“O programa Fábrica de Cine foi criado em 2017, após várias experiências a que chamámos ‘pequenos cineastas’, um plano de férias com crianças de 7 a 12 anos de idade em comunidades de escassos recursos e vulneráveis da Venezuela”, contou a luso-venezuelana.
Maria Helena Freitas falava à agência Lusa à margem da conferência de imprensa sobre o lançamento da nova edição da Fábrica de Cine, que teve lugar na Casa do Livro, em Altamira, no leste de Caracas.
Explicou que cada seminário de formação dura um ano letivo e trata-se de “um programa muito exigente”.
“Não só para nós como produtores do projeto, mas também para os tutores e os estudantes” do qual já se beneficiaram “5.000 jovens” e foram produzidas “43 curtas-metragens”, relatou.
A nova edição tem já 200 alunos inscritos e vai decorrer aos sábados, desde a manhã até à tarde, na Universidade Católica Andrés Bello.
A luso-descendente precisou que é um programa gratuito, sem limite de idade para participar, que começou no Município de Baruta, estendendo-se depois a Chacao e agora abrange toda a área da Grande Caracas.
Um programa que conta com o financiamento de patrocinadores internacionais, de organizações não-governamentais (ONG) e da embaixada alemã em Caracas.
Questionada sobre quais os temas comuns nas curtas-metragens, Maria Helena Freitas explicou que “a questão da violência de género repete-se muito” e “é um indicador de que na Venezuela, seja em casa ou no trabalho, está muito presente e que preocupa”.
Maria Helena Freitas, que também é jornalista, explicou que “os jovens expõem as questões que os afetam, as comunidades os problemas que enfrentam e como os vão resolver, quer deixando evidências nos filmes, quer criando soluções que possam filmar e exibir”.

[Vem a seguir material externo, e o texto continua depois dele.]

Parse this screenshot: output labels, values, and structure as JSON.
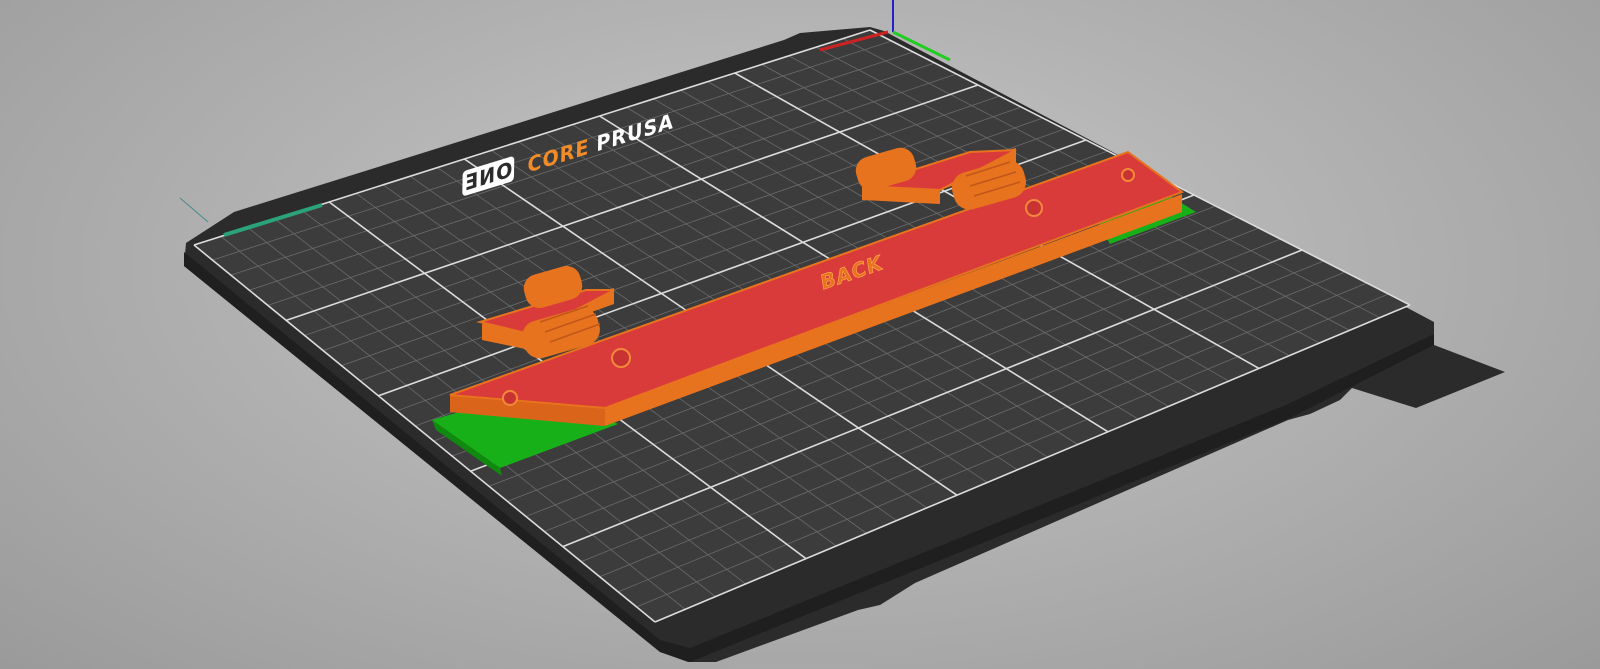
{
  "view": {
    "type": "3d-plater-view"
  },
  "bed": {
    "brand_word_1": "PRUSA",
    "brand_word_2": "CORE",
    "brand_badge": "ONE",
    "plate_color": "#3a3a3a",
    "frame_color": "#2a2a2a",
    "grid_color": "#6b6b6b",
    "grid_major_color": "#dcdcdc",
    "brand_color": "#ffffff",
    "brand_accent_color": "#f28c28"
  },
  "objects": {
    "part_label": "BACK",
    "top_color": "#d93a3a",
    "side_color": "#e8731e",
    "support_color": "#22cc22"
  },
  "axes": {
    "x_color": "#cc2222",
    "y_color": "#22cc22",
    "z_color": "#2222cc"
  }
}
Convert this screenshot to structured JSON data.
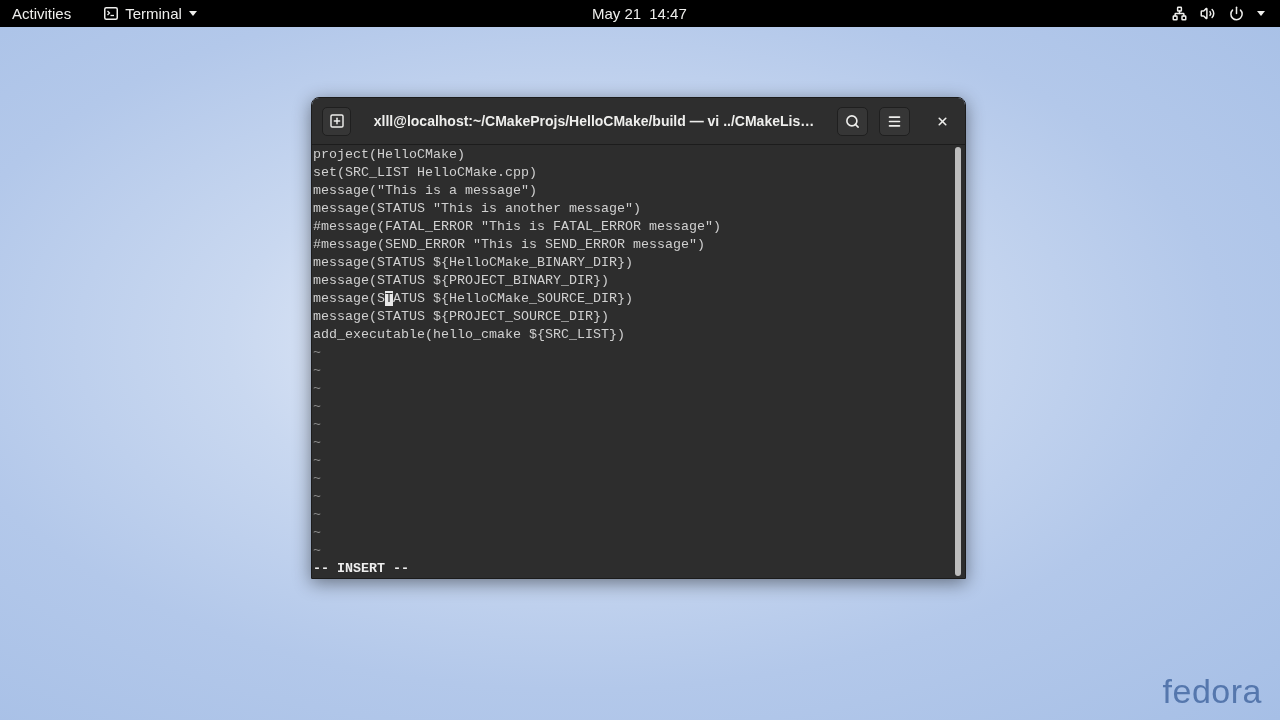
{
  "top_bar": {
    "activities": "Activities",
    "app_menu": {
      "label": "Terminal"
    },
    "date": "May 21",
    "time": "14:47"
  },
  "window": {
    "title": "xlll@localhost:~/CMakeProjs/HelloCMake/build — vi ../CMakeLis…"
  },
  "editor": {
    "lines": [
      {
        "parts": [
          {
            "text": "project(HelloCMake)",
            "cursor": false
          }
        ]
      },
      {
        "parts": [
          {
            "text": "set(SRC_LIST HelloCMake.cpp)",
            "cursor": false
          }
        ]
      },
      {
        "parts": [
          {
            "text": "message(\"This is a message\")",
            "cursor": false
          }
        ]
      },
      {
        "parts": [
          {
            "text": "message(STATUS \"This is another message\")",
            "cursor": false
          }
        ]
      },
      {
        "parts": [
          {
            "text": "#message(FATAL_ERROR \"This is FATAL_ERROR message\")",
            "cursor": false
          }
        ]
      },
      {
        "parts": [
          {
            "text": "#message(SEND_ERROR \"This is SEND_ERROR message\")",
            "cursor": false
          }
        ]
      },
      {
        "parts": [
          {
            "text": "message(STATUS ${HelloCMake_BINARY_DIR})",
            "cursor": false
          }
        ]
      },
      {
        "parts": [
          {
            "text": "message(STATUS ${PROJECT_BINARY_DIR})",
            "cursor": false
          }
        ]
      },
      {
        "parts": [
          {
            "text": "message(S",
            "cursor": false
          },
          {
            "text": "T",
            "cursor": true
          },
          {
            "text": "ATUS ${HelloCMake_SOURCE_DIR})",
            "cursor": false
          }
        ]
      },
      {
        "parts": [
          {
            "text": "message(STATUS ${PROJECT_SOURCE_DIR})",
            "cursor": false
          }
        ]
      },
      {
        "parts": [
          {
            "text": "add_executable(hello_cmake ${SRC_LIST})",
            "cursor": false
          }
        ]
      }
    ],
    "empty_lines": [
      "~",
      "~",
      "~",
      "~",
      "~",
      "~",
      "~",
      "~",
      "~",
      "~",
      "~",
      "~"
    ],
    "status_line": "-- INSERT --"
  },
  "desktop": {
    "logo": "fedora"
  }
}
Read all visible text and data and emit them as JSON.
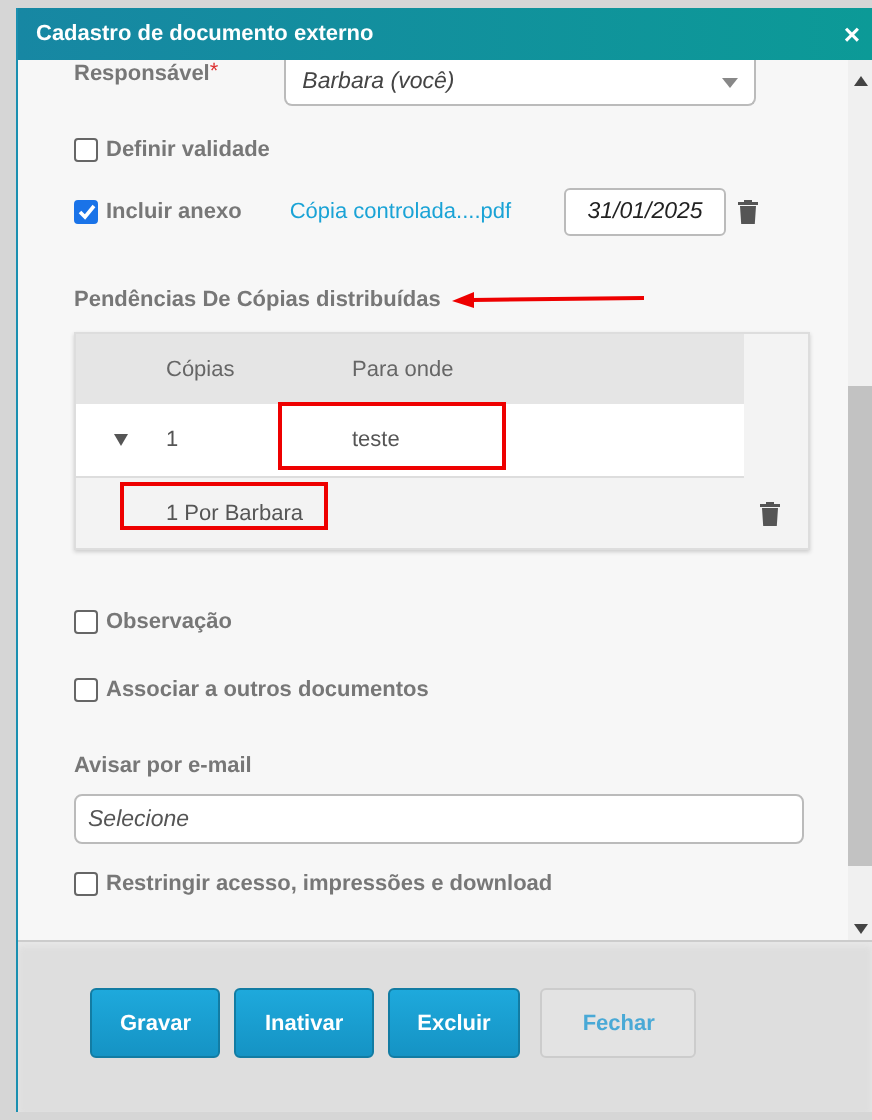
{
  "dialog": {
    "title": "Cadastro de documento externo",
    "close_label": "×"
  },
  "responsible": {
    "label": "Responsável",
    "required_mark": "*",
    "value": "Barbara (você)"
  },
  "validity": {
    "label": "Definir validade",
    "checked": false
  },
  "attachment": {
    "label": "Incluir anexo",
    "checked": true,
    "file": "Cópia controlada....pdf",
    "date": "31/01/2025"
  },
  "copies_section": {
    "title": "Pendências De Cópias distribuídas",
    "table": {
      "columns": [
        "Cópias",
        "Para onde"
      ],
      "rows": [
        {
          "expanded": true,
          "copies": "1",
          "destination": "teste",
          "detail": "1 Por Barbara"
        }
      ]
    }
  },
  "options": [
    {
      "label": "Observação",
      "checked": false
    },
    {
      "label": "Associar a outros documentos",
      "checked": false
    }
  ],
  "email": {
    "label": "Avisar por e-mail",
    "placeholder": "Selecione"
  },
  "restrict": {
    "label": "Restringir acesso, impressões e download",
    "checked": false
  },
  "buttons": [
    {
      "label": "Gravar",
      "disabled": false
    },
    {
      "label": "Inativar",
      "disabled": false
    },
    {
      "label": "Excluir",
      "disabled": false
    },
    {
      "label": "Fechar",
      "disabled": true
    }
  ]
}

“Outro tema recorrente é as preocupações da juventude, para onde ir e como atingir os objetivos”, disse a luso-venezuelana, sublinhando que muitas vezes “os jovens têm muitas dificuldades na realização dos seus sonhos profissionais e não sabem como o fazer”.
Segundo Maria Helena Freitas “existe uma crise educacional” nas universidades locais, “que está a afetar a saúde e a estabilidade dos jovens” e que se transformou em um tema recorrente na Fábrica de Cine.
“Outro tema é o dos professores, que está tão na moda e que estamos atualmente a viver. Os professores que migram, que vão embora, a falta de professores para solucionar a carência académica”, disse, precisando que abordam ainda os problemas de água e transporte, entre outros.
“Temos visto trabalhos muito interessantes, nem tanto de denúncia, mas de soluções. As pessoas começam a aprender a resolver os problemas, a se unirem, a criar redes comunitárias e a Fábrica de Cine está a contribuir muito para melhorar a qualidade de vida através do cinema como instrumento de comunicação, formação, denúncia, e divulgação dos problemas, mas acima de tudo, para ajudar na solução”, afirmou.
Questionada sobre uma possível censura, explicou que tem havido uma conexão emocional com todos e que têm recebido ajuda tanto externa como interna das distintas organizações.
“Nós nos conectamos com ambos lados. Não somos uma organização política, não temos uma presença política no país e não pertencemos a nenhuma tendência política. Somos cultura, educação, formação, responsabilidade social e isso ajudou-nos a penetrar nas comunidades e nas organizações e a conseguir que ajudem os jovens a fazer o trabalho”, frisou.
Segundo esta luso-venezuelana, “os jovens vão denunciar sempre, vão ser desafiadores, revolucionários, críticos e, vão estar sempre numa posição de oposição e fazem-no em casa com os pais, professores e com os irmãos”.
Por outro lado, sublinhou que “o cinema venezuelano também tem sido crítico durante toda a sua história” e citou como exemplo os filmes de Clemente de la Cerda, Román Chalbaud, César Bolívar e Maurício Walerstein.
“Solveig Hoogesteijn, quando realizou ‘Macu: a Mulher do Polícia’ revolucionou a sociedade venezuelana, e foi o filme mais visto durante muitos anos na Venezuela”, disse.
Maria Helena Freitas insistiu que os venezuelanos são muito “proativos e criativos” e que “as vantagens de viver na Venezuela” passam também pela criatividade.
“Desenvolvemos a criatividade, a capacidade de sobrevivência, a imaginação, e somos pessoas especiais”, concluiu.